Claiming that he was trying to use “medical terminology,” in his ignorance of such medical terminology he managed to describe foetuses by the term used for parasites in medical terminology. Moreover, he manages to actually portray pregnant women as nothing more than hosts for foetuses; he has dehumanised women to be nothing more than incubators whose function is solely physically reproductive in nature. We need to ask ourselves if that is the sole role of women in his mind, what are we if we are either too young, unable to bear children, or past the age of fertility? This description of women reduces our role to that of physical reproduction. Not even primary providers of social reproduction; we are merely defined by our ability to breed the next generation. This creep doesn’t even acknowledge our roles in caring and rearing our children and families; perhaps he is one of those people that think preparing meals, cleaning the house and washing the laundry happens on its own by magic. In making our role as physical reproducers oppressive in and of itself, he has ignored our real oppression in social reproduction. Reading this description, I could not help thinking of the Alien series of movies where humans are nothing but hosts for gestating aliens until they are able to survive on their own.

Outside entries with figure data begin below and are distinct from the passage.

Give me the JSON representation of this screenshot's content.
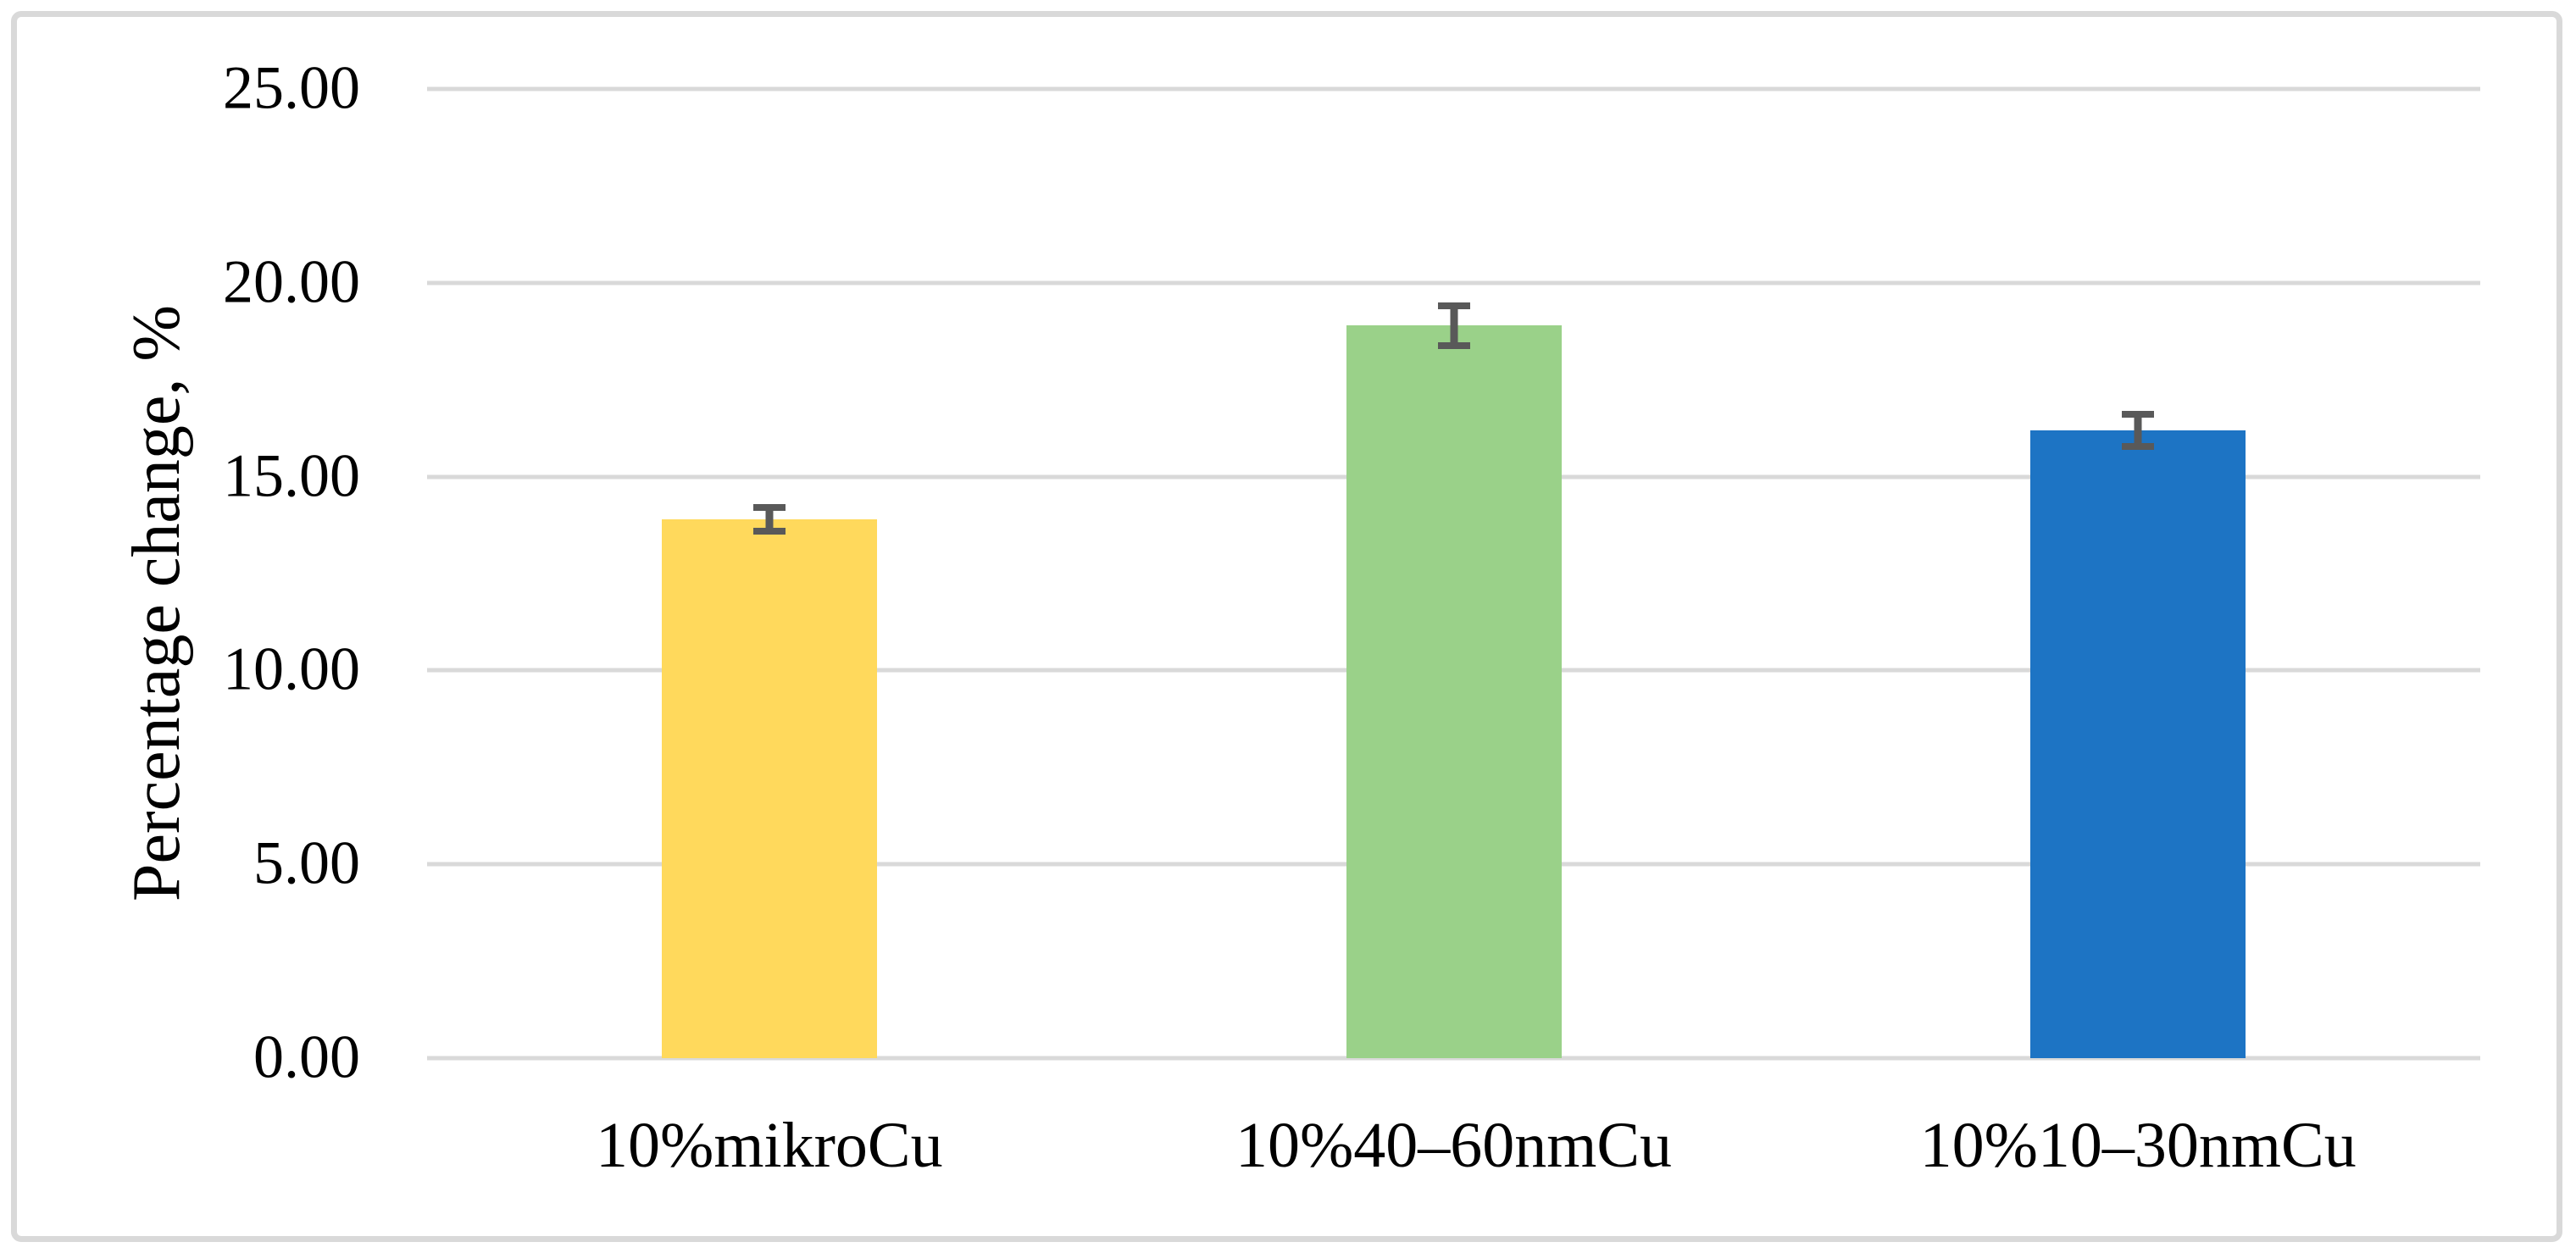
{
  "chart_data": {
    "type": "bar",
    "title": "",
    "xlabel": "",
    "ylabel": "Percentage change, %",
    "categories": [
      "10%mikroCu",
      "10%40–60nmCu",
      "10%10–30nmCu"
    ],
    "values": [
      13.9,
      18.9,
      16.2
    ],
    "errors": [
      0.4,
      0.6,
      0.5
    ],
    "bar_colors": [
      "#FFD95C",
      "#9AD189",
      "#1D74C4"
    ],
    "ylim": [
      0,
      25
    ],
    "yticks": [
      0,
      5,
      10,
      15,
      20,
      25
    ],
    "ytick_labels": [
      "0.00",
      "5.00",
      "10.00",
      "15.00",
      "20.00",
      "25.00"
    ],
    "grid": true,
    "legend_position": "none",
    "gridline_color": "#D9D9D9",
    "axis_line_color": "#D9D9D9",
    "error_bar_color": "#595959",
    "frame_color": "#D9D9D9",
    "background_color": "#FFFFFF"
  }
}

That we have come to this, the logical conclusion of a fight against women’s bodily autonomy should not be surprising. The idea of a women’s right to bodily autonomy, to have the recognition that their humanity is essential to society, that our contributions are more than breeding the next generation has been a primary component of the ongoing struggle for women’s liberation.
Unfortunately, this vicious attack on women’s reproductive rights and their bodily autonomy has had world-wide implications for women as well due to the use by the US government of a new tactic (the removal of words from resolutions that are found “threatening”; this has not only happened in the resolution of rape as a weapon of war, but also the words “climate change” were removed from an international statement on protecting the Arctic). 
While the struggle over abortion rights and US government international aid has been a long-term issue; this struggle has impacted a long-term fight over the use of rape as a tool of war. By no means a new phenomenon (read the Iliad on the division of the spoils by the Greeks after the fall of Troy if you want an ancient historical discussion), finally getting this enshrined in international law under the auspices of a UN resolution with formal reporting and recording of these acts (sabotaged by the US, China, and Russia due to “administrative costs”) the measures were completely undermined by the US which insisted that the terms “reproductive and sexual health” be removed from the UN resolution as they implied that women may want to terminate unwanted pregnancies due to these rapes.  Watered down to the point of meaninglessness, millennia of crimes against women, struggles for recognition of this as a war crime, become irrelevant due to the desire to remove women’s reproductive rights, their right to bodily autonomy, from the discussion.  This is more than the elimination of words; it is the elimination of the recognition of women being demeaned as nothing more than objects, as property, under the pretext of protecting the result of rape, an unwanted foetus.